Children's Matters: The Barriers to Change

By Josh Chittum, Children's Program Coordinator

         Ending homelessness and transforming lives are the phrases that inform our mission.  As we carry this mission out, I intimately observe the process of change in the families we work with. From the outside looking in, this process can become frustrating, especially when time is of the essence to secure permanent housing. This frustration subsides when the reality of the difficulties of change in my personal life come into focus. Recently, something came into focus in a very vivid way and helped me gain a new layer of empathy for our program participants.

         It started with my anxiety. Since my earliest memory, I've experienced anxiety in some shape or form. Panic Attack Disorder started as a teenager. And for the majority of the last ten years, every time I've left my house I've carried a little orange bottle that serves as my safety blanket in case anxiety attacks me while I’m having dinner with friends. 

         Roughly one year ago I sought to take another step forward, having previously taken many steps, in my quest to escape anxiety’s grip. I purchased a book that came highly recommended and its intention was to teach the reader how to combat the worried mind with mindful acceptance of that worry. In the opening pages the author stated that my dependency upon that little orange pill bottle actually made things worse. Cutting myself off from it, he argued, would in the long run improve my coping skills and lessen my symptoms. This concept would not sink into my brain deep enough for full comprehension. Instead, I viscerally rejected the idea and placed the book off to the side where it has since remained unopened.

        Then, a few months ago my wife and I went camping and I placed the bottle in my camping pack. Returning back to the city and back to the routine of work I realized after three or four days that the medication was not on my person. I had forgotten to unpack it from the camping trip and I gasped at the fact that nothing terrible had occurred. In fact, in the following weeks I weaned myself off the pill bottle almost completely and indeed my symptoms have improved. 

        These are the messy stages of change. Incomprehension. Fear. Resistance. Painfully slow steps forward and backward. And forward again.
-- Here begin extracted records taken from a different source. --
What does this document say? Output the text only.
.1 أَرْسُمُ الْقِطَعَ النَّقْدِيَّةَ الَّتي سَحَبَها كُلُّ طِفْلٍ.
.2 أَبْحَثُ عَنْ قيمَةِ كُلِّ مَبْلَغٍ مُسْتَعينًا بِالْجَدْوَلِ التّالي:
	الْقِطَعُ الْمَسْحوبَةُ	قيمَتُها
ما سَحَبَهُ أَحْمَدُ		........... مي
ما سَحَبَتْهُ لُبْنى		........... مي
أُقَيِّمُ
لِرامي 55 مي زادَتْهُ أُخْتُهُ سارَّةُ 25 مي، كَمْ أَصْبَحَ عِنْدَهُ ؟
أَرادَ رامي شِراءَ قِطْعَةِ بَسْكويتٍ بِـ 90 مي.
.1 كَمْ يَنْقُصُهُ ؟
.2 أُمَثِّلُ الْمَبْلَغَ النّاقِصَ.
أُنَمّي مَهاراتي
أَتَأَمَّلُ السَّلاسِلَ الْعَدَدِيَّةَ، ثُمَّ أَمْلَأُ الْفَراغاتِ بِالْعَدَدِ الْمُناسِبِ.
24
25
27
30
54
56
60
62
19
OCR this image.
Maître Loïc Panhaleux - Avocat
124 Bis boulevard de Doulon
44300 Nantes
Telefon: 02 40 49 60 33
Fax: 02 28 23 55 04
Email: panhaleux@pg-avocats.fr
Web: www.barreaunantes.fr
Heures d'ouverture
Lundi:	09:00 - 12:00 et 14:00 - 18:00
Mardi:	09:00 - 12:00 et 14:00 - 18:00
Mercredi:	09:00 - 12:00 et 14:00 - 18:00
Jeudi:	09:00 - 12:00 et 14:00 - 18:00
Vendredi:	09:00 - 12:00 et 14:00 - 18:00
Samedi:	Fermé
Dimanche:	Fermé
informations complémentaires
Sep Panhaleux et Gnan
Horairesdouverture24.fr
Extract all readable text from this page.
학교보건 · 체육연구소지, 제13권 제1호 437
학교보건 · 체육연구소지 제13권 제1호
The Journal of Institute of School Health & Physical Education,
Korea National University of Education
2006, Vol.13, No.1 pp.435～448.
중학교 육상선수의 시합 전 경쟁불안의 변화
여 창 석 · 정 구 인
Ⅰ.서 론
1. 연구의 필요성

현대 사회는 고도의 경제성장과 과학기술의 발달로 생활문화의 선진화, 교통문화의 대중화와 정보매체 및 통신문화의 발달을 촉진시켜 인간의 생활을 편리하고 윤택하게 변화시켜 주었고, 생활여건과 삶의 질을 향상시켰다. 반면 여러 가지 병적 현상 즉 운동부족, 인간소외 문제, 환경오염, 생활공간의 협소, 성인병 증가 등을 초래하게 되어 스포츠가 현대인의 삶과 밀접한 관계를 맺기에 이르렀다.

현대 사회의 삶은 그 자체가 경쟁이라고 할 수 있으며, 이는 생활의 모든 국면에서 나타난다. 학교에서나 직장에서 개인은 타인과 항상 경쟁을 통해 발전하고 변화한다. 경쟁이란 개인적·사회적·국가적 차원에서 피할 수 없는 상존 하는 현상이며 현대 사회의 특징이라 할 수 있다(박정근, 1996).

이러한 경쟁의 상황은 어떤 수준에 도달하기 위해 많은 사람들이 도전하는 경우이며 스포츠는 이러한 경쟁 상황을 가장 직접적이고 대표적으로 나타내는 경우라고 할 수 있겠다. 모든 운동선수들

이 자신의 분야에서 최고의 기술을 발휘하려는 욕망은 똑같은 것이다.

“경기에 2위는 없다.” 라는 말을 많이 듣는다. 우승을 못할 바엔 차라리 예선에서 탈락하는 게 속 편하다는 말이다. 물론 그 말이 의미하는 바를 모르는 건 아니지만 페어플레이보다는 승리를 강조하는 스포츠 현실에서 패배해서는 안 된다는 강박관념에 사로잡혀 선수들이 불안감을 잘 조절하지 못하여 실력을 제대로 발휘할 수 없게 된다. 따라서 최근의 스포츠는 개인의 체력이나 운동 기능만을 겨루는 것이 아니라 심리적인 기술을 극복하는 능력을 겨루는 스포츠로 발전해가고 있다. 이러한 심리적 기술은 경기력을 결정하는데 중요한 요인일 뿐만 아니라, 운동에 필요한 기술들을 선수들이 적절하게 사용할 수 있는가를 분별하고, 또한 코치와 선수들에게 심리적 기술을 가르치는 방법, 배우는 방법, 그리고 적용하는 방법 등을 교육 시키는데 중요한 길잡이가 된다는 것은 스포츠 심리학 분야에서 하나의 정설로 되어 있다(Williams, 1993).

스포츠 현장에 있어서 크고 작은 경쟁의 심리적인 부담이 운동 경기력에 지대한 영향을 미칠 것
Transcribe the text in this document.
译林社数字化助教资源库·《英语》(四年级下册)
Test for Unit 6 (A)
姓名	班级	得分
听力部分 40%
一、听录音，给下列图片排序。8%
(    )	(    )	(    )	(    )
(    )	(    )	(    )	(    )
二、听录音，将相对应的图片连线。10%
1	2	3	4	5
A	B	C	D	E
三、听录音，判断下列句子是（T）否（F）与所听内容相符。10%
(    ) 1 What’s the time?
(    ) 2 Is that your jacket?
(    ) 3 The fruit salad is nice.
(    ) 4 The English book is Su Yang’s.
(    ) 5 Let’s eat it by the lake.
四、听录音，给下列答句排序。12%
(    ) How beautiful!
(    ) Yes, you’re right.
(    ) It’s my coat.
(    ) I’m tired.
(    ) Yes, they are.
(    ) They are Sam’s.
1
It is unbelievably hard to implement change, even when I do not have the same set of obstacles before me as the wonderful people I interact with every single day at Community LINC.

        While some of our residents are fully aware of the changes they need to make and are working towards those changes, they cannot flip an immediate switch. Others are more like me and viscerally react to a proposed new way of doing things. They put the idea on a shelf for another, unidentified time in the future. 

        But as an agency, even when those individuals are not yet ready to wrestle with the scariness that change presents, we continue to walk with them. We listen to them. We provide resources to them. We encourage them. We may even gently push them at certain times. And we plant seeds in them. These seeds may not sprout until months or years after they've left. But that’s the true anatomy of change. That's the work I’m proud of us for doing. That's the work of transforming lives.